Some officials and shopstewards do not take the problems and grievances of non-standard workers in their workplaces seriously, and even regard them as second-class workers.
Even where officials and shopstewards do not hold these views, union practices may tend to exclude non-standard workers and their interests. Building campaigns, establishing complaints services and other strategies outlined above, will help to change this.
In addition, we recommend:. COSATU and affiliates should develop the capacity to use the wage board effectively to set minimum wages and conditions; this means being able to gather the data to support demands, and mobilising campaigns in support of these demands. COSATU and affiliates need to make continuous use of the various instruments for monitoring and policing compliance with these minimums - the bargaining councils, the labour department - and put constant pressure on these to improve their capacity and performance.
COSATU and affiliates should equip shopstewards - through education programmes and manuals - to monitor compliance with basic conditions and minimum standards in their workplaces, and encourage them to defend all workers against non-compliance by employers.
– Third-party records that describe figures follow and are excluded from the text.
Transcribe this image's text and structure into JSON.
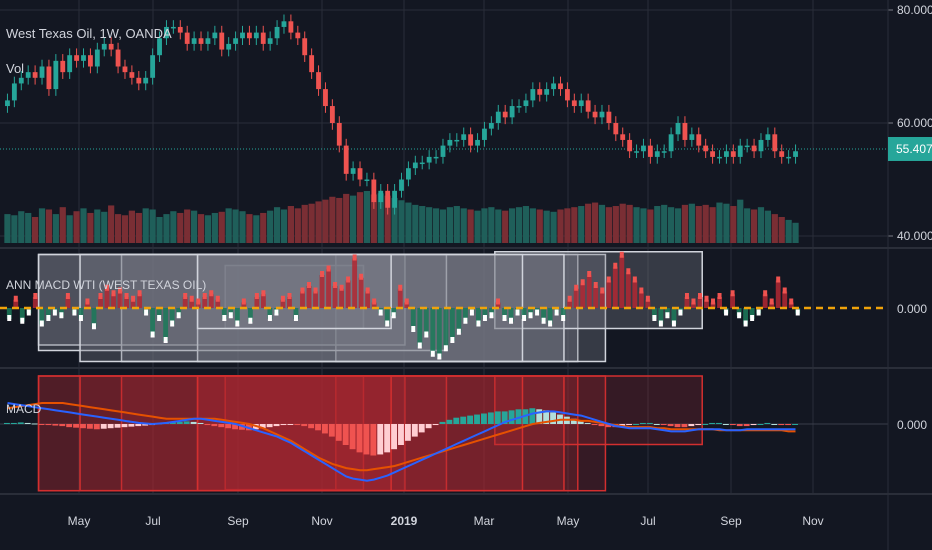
{
  "header": {
    "symbol": "West Texas Oil, 1W, OANDA",
    "vol_label": "Vol"
  },
  "indicators": {
    "ann_label": "ANN MACD WTI (WEST TEXAS OIL)",
    "macd_label": "MACD"
  },
  "colors": {
    "background": "#131722",
    "grid": "#2a2e39",
    "up": "#26a69a",
    "down": "#ef5350",
    "current_price": "#26a69a",
    "zero_line": "#f0a30a",
    "macd_line": "#2962ff",
    "signal_line": "#e65100"
  },
  "chart_data": [
    {
      "type": "candlestick",
      "name": "price",
      "ylim": [
        40,
        80
      ],
      "y_ticks": [
        {
          "value": 80,
          "label": "80.000"
        },
        {
          "value": 60,
          "label": "60.000"
        },
        {
          "value": 40,
          "label": "40.000"
        }
      ],
      "current_price": {
        "value": 55.4,
        "label": "55.407"
      },
      "x_ticks": [
        "May",
        "Jul",
        "Sep",
        "Nov",
        "2019",
        "Mar",
        "May",
        "Jul",
        "Sep",
        "Nov"
      ],
      "closes": [
        64,
        67,
        68,
        69,
        68,
        70,
        66,
        71,
        69,
        72,
        71,
        72,
        70,
        73,
        74,
        73,
        70,
        69,
        68,
        67,
        68,
        72,
        75,
        77,
        77,
        76,
        74,
        75,
        74,
        75,
        76,
        73,
        74,
        75,
        76,
        75,
        76,
        74,
        75,
        77,
        78,
        76,
        75,
        72,
        69,
        66,
        63,
        60,
        56,
        51,
        52,
        50,
        50,
        46,
        48,
        45,
        48,
        50,
        52,
        53,
        53,
        54,
        54,
        56,
        57,
        57,
        58,
        56,
        57,
        59,
        60,
        62,
        61,
        63,
        63,
        64,
        66,
        65,
        66,
        67,
        66,
        64,
        63,
        64,
        62,
        61,
        62,
        60,
        58,
        57,
        55,
        55,
        56,
        54,
        55,
        55,
        58,
        60,
        57,
        58,
        56,
        55,
        54,
        54,
        55,
        54,
        56,
        56,
        55,
        57,
        58,
        55,
        54,
        54,
        55
      ]
    },
    {
      "type": "bar",
      "name": "volume",
      "values": [
        50,
        48,
        55,
        52,
        45,
        60,
        58,
        50,
        62,
        48,
        55,
        60,
        52,
        58,
        54,
        65,
        50,
        48,
        56,
        52,
        60,
        58,
        45,
        50,
        55,
        52,
        58,
        56,
        50,
        48,
        52,
        54,
        60,
        58,
        55,
        50,
        48,
        52,
        56,
        62,
        58,
        64,
        60,
        66,
        68,
        72,
        75,
        80,
        78,
        85,
        82,
        88,
        90,
        84,
        86,
        82,
        78,
        74,
        70,
        66,
        64,
        62,
        60,
        58,
        62,
        64,
        60,
        58,
        56,
        60,
        62,
        58,
        56,
        60,
        62,
        64,
        60,
        58,
        56,
        54,
        58,
        60,
        62,
        64,
        68,
        70,
        66,
        62,
        64,
        68,
        66,
        62,
        60,
        58,
        64,
        66,
        62,
        60,
        66,
        68,
        64,
        66,
        62,
        70,
        68,
        64,
        75,
        60,
        58,
        62,
        56,
        50,
        45,
        40,
        35
      ]
    },
    {
      "type": "histogram",
      "name": "ann-macd",
      "ylim": [
        -1,
        1
      ],
      "y_ticks": [
        {
          "value": 0,
          "label": "0.000"
        }
      ],
      "values": [
        -0.2,
        0.15,
        -0.25,
        -0.1,
        0.2,
        -0.3,
        -0.2,
        -0.1,
        -0.15,
        0.2,
        -0.1,
        -0.2,
        0.1,
        -0.35,
        0.2,
        0.35,
        0.25,
        0.3,
        0.2,
        0.15,
        0.25,
        -0.1,
        -0.5,
        -0.2,
        -0.6,
        -0.3,
        -0.15,
        0.2,
        0.15,
        0.1,
        0.2,
        0.25,
        0.15,
        -0.2,
        -0.15,
        -0.3,
        0.1,
        -0.25,
        0.2,
        0.25,
        -0.2,
        -0.1,
        0.15,
        0.2,
        -0.2,
        0.3,
        0.4,
        0.3,
        0.6,
        0.7,
        0.4,
        0.35,
        0.5,
        0.9,
        0.55,
        0.3,
        0.1,
        -0.1,
        -0.3,
        -0.15,
        0.35,
        0.1,
        -0.4,
        -0.7,
        -0.5,
        -0.85,
        -0.9,
        -0.75,
        -0.6,
        -0.45,
        -0.25,
        -0.1,
        -0.3,
        -0.2,
        -0.15,
        0.1,
        -0.2,
        -0.25,
        -0.1,
        -0.2,
        -0.15,
        -0.1,
        -0.25,
        -0.3,
        -0.1,
        -0.2,
        0.15,
        0.35,
        0.45,
        0.6,
        0.4,
        0.3,
        0.5,
        0.75,
        0.95,
        0.65,
        0.5,
        0.3,
        0.15,
        -0.2,
        -0.3,
        -0.15,
        -0.3,
        -0.1,
        0.2,
        0.1,
        0.2,
        0.15,
        0.1,
        0.2,
        -0.1,
        0.25,
        -0.15,
        -0.3,
        -0.2,
        -0.1,
        0.25,
        0.1,
        0.5,
        0.3,
        0.1,
        -0.1
      ],
      "boxes": [
        [
          0.42,
          0.72
        ],
        [
          0.28,
          0.45
        ],
        [
          0.05,
          0.5
        ],
        [
          0.15,
          0.75
        ],
        [
          0.62,
          0.87
        ],
        [
          0.05,
          0.55
        ],
        [
          0.25,
          0.7
        ],
        [
          0.1,
          0.65
        ],
        [
          0.25,
          0.48
        ]
      ]
    },
    {
      "type": "line+histogram",
      "name": "macd",
      "ylim": [
        -6,
        3
      ],
      "y_ticks": [
        {
          "value": 0,
          "label": "0.000"
        }
      ],
      "histogram": [
        0.1,
        0.1,
        0.15,
        0.1,
        0.05,
        -0.05,
        -0.1,
        -0.15,
        -0.2,
        -0.3,
        -0.35,
        -0.4,
        -0.45,
        -0.5,
        -0.45,
        -0.4,
        -0.35,
        -0.3,
        -0.25,
        -0.2,
        -0.15,
        -0.1,
        0.05,
        0.1,
        0.15,
        0.2,
        0.25,
        0.2,
        0.1,
        -0.1,
        -0.2,
        -0.3,
        -0.4,
        -0.5,
        -0.55,
        -0.6,
        -0.5,
        -0.4,
        -0.3,
        -0.2,
        -0.1,
        -0.05,
        -0.1,
        -0.2,
        -0.4,
        -0.6,
        -0.9,
        -1.2,
        -1.6,
        -2,
        -2.4,
        -2.7,
        -2.9,
        -3,
        -2.9,
        -2.7,
        -2.4,
        -2,
        -1.6,
        -1.2,
        -0.8,
        -0.4,
        -0.1,
        0.2,
        0.4,
        0.6,
        0.7,
        0.8,
        0.9,
        1,
        1.1,
        1.2,
        1.2,
        1.3,
        1.4,
        1.4,
        1.5,
        1.4,
        1.3,
        1.1,
        0.9,
        0.7,
        0.5,
        0.3,
        0.1,
        -0.1,
        -0.2,
        -0.3,
        -0.3,
        -0.2,
        -0.1,
        0,
        0.1,
        0.1,
        0,
        -0.1,
        -0.2,
        -0.3,
        -0.3,
        -0.2,
        -0.1,
        0,
        0.1,
        0.1,
        0,
        -0.1,
        -0.2,
        -0.2,
        -0.1,
        0,
        0.1,
        0,
        -0.1,
        -0.1,
        0
      ],
      "macd_line": [
        2,
        1.9,
        1.8,
        1.7,
        1.6,
        1.5,
        1.4,
        1.3,
        1.2,
        1.1,
        1,
        0.9,
        0.8,
        0.7,
        0.6,
        0.5,
        0.4,
        0.3,
        0.2,
        0.1,
        0.05,
        0,
        0.05,
        0.1,
        0.2,
        0.3,
        0.4,
        0.5,
        0.5,
        0.4,
        0.3,
        0.2,
        0.1,
        0,
        -0.2,
        -0.4,
        -0.6,
        -0.8,
        -1,
        -1.2,
        -1.5,
        -1.8,
        -2.2,
        -2.6,
        -3,
        -3.4,
        -3.8,
        -4.2,
        -4.6,
        -5,
        -5.2,
        -5.3,
        -5.4,
        -5.3,
        -5.1,
        -4.9,
        -4.6,
        -4.3,
        -4,
        -3.7,
        -3.4,
        -3.1,
        -2.8,
        -2.5,
        -2.2,
        -1.9,
        -1.6,
        -1.3,
        -1,
        -0.7,
        -0.4,
        -0.1,
        0.2,
        0.4,
        0.6,
        0.8,
        1,
        1.1,
        1.2,
        1.2,
        1.1,
        1,
        0.9,
        0.8,
        0.6,
        0.4,
        0.2,
        0,
        -0.2,
        -0.3,
        -0.4,
        -0.4,
        -0.4,
        -0.4,
        -0.5,
        -0.6,
        -0.7,
        -0.7,
        -0.7,
        -0.6,
        -0.5,
        -0.5,
        -0.5,
        -0.5,
        -0.6,
        -0.6,
        -0.6,
        -0.5,
        -0.5,
        -0.5,
        -0.5,
        -0.5,
        -0.5,
        -0.5,
        -0.5
      ],
      "signal_line": [
        1.5,
        1.6,
        1.7,
        1.8,
        1.9,
        2,
        2,
        2,
        2,
        1.9,
        1.8,
        1.7,
        1.6,
        1.5,
        1.4,
        1.3,
        1.2,
        1.1,
        1,
        0.9,
        0.8,
        0.7,
        0.6,
        0.5,
        0.5,
        0.5,
        0.5,
        0.5,
        0.5,
        0.5,
        0.5,
        0.4,
        0.3,
        0.2,
        0.1,
        0,
        -0.2,
        -0.4,
        -0.7,
        -1,
        -1.3,
        -1.6,
        -2,
        -2.4,
        -2.8,
        -3.2,
        -3.5,
        -3.8,
        -4,
        -4.2,
        -4.3,
        -4.4,
        -4.4,
        -4.3,
        -4.2,
        -4.1,
        -4,
        -3.8,
        -3.6,
        -3.4,
        -3.2,
        -3,
        -2.8,
        -2.6,
        -2.4,
        -2.2,
        -2,
        -1.8,
        -1.6,
        -1.4,
        -1.2,
        -1,
        -0.8,
        -0.6,
        -0.4,
        -0.2,
        0,
        0.1,
        0.2,
        0.3,
        0.4,
        0.4,
        0.4,
        0.3,
        0.3,
        0.2,
        0.1,
        0,
        -0.1,
        -0.2,
        -0.3,
        -0.3,
        -0.3,
        -0.3,
        -0.4,
        -0.4,
        -0.5,
        -0.5,
        -0.5,
        -0.5,
        -0.5,
        -0.5,
        -0.5,
        -0.6,
        -0.6,
        -0.6,
        -0.6,
        -0.6,
        -0.6,
        -0.6,
        -0.6,
        -0.6,
        -0.6,
        -0.7,
        -0.7
      ]
    }
  ]
}
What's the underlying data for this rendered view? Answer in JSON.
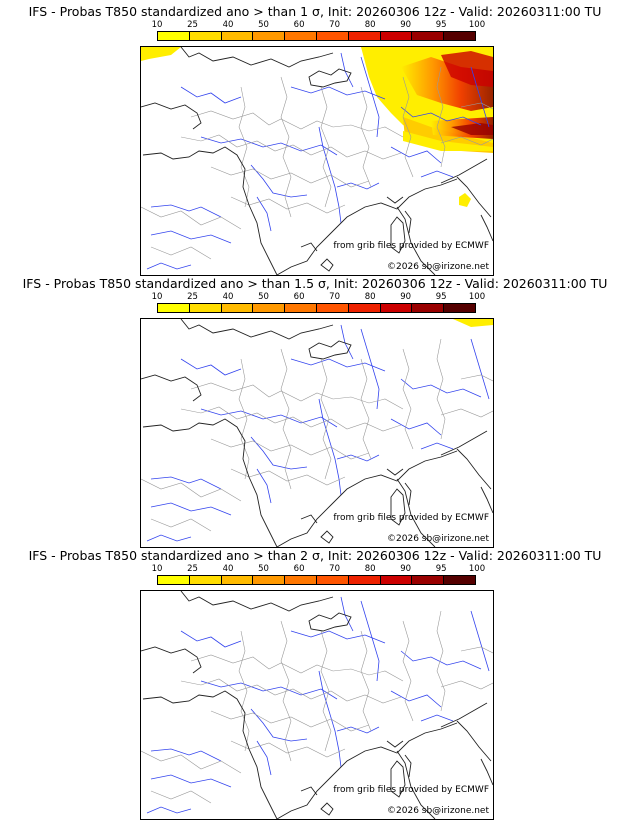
{
  "colorbar": {
    "ticks": [
      "10",
      "25",
      "40",
      "50",
      "60",
      "70",
      "80",
      "90",
      "95",
      "100"
    ],
    "colors": [
      "#ffff00",
      "#ffdd00",
      "#ffbb00",
      "#ff9900",
      "#ff7700",
      "#ff5500",
      "#ee2200",
      "#cc0000",
      "#990000",
      "#550000"
    ]
  },
  "credits": {
    "source": "from grib files provided by ECMWF",
    "copyright": "©2026 sb@irizone.net"
  },
  "panels": [
    {
      "title": "IFS - Probas T850  standardized ano > than 1 σ, Init: 20260306 12z - Valid: 20260311:00 TU",
      "threshold_sigma": 1
    },
    {
      "title": "IFS - Probas T850  standardized ano > than 1.5 σ, Init: 20260306 12z - Valid: 20260311:00 TU",
      "threshold_sigma": 1.5
    },
    {
      "title": "IFS - Probas T850  standardized ano > than 2 σ, Init: 20260306 12z - Valid: 20260311:00 TU",
      "threshold_sigma": 2
    }
  ]
}
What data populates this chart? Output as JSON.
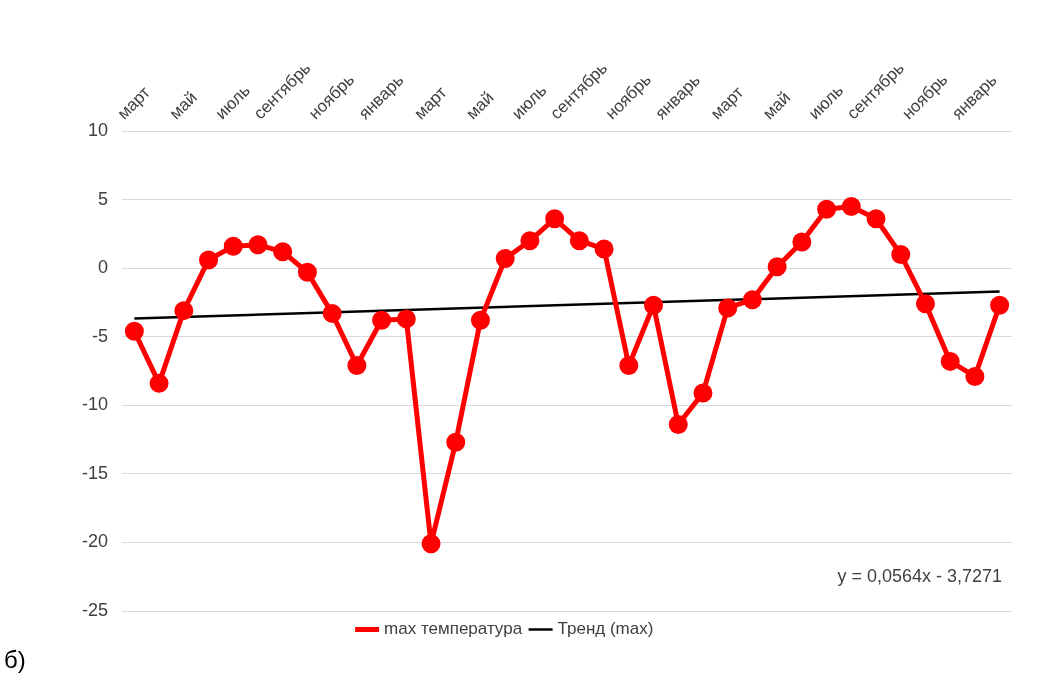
{
  "chart_data": {
    "type": "line",
    "categories": [
      "март",
      null,
      "май",
      null,
      "июль",
      null,
      "сентябрь",
      null,
      "ноябрь",
      null,
      "январь",
      null,
      "март",
      null,
      "май",
      null,
      "июль",
      null,
      "сентябрь",
      null,
      "ноябрь",
      null,
      "январь",
      null,
      "март",
      null,
      "май",
      null,
      "июль",
      null,
      "сентябрь",
      null,
      "ноябрь",
      null,
      "январь",
      null
    ],
    "series": [
      {
        "name": "max температура",
        "color": "#ff0000",
        "marker": "circle",
        "values": [
          -4.6,
          -8.4,
          -3.1,
          0.6,
          1.6,
          1.7,
          1.2,
          -0.3,
          -3.3,
          -7.1,
          -3.8,
          -3.7,
          -20.1,
          -12.7,
          -3.8,
          0.7,
          2.0,
          3.6,
          2.0,
          1.4,
          -7.1,
          -2.7,
          -11.4,
          -9.1,
          -2.9,
          -2.3,
          0.1,
          1.9,
          4.3,
          4.5,
          3.6,
          1.0,
          -2.6,
          -6.8,
          -7.9,
          -2.7
        ]
      },
      {
        "name": "Тренд (max)",
        "color": "#000000",
        "marker": "none",
        "values": [
          -3.67,
          null,
          null,
          null,
          null,
          null,
          null,
          null,
          null,
          null,
          null,
          null,
          null,
          null,
          null,
          null,
          null,
          null,
          null,
          null,
          null,
          null,
          null,
          null,
          null,
          null,
          null,
          null,
          null,
          null,
          null,
          null,
          null,
          null,
          null,
          -1.7
        ]
      }
    ],
    "ylim": [
      -25,
      10
    ],
    "yticks": [
      -25,
      -20,
      -15,
      -10,
      -5,
      0,
      5,
      10
    ],
    "grid": "y",
    "legend": "bottom",
    "annotations": [
      "y = 0,0564x - 3,7271",
      "б)"
    ]
  }
}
It should investigate the possibility of banning labour brokers where the sole purpose is to reduce labour costs, or at least strengthening regulation of them and penalties for breaking regulations. COSATU should campaign for a national minimum wage, indexed to collective bargaining outcomes, to protect vulnerable workers.
The same criteria should be laid down for assistance to any small businesses via small business development or financing agencies.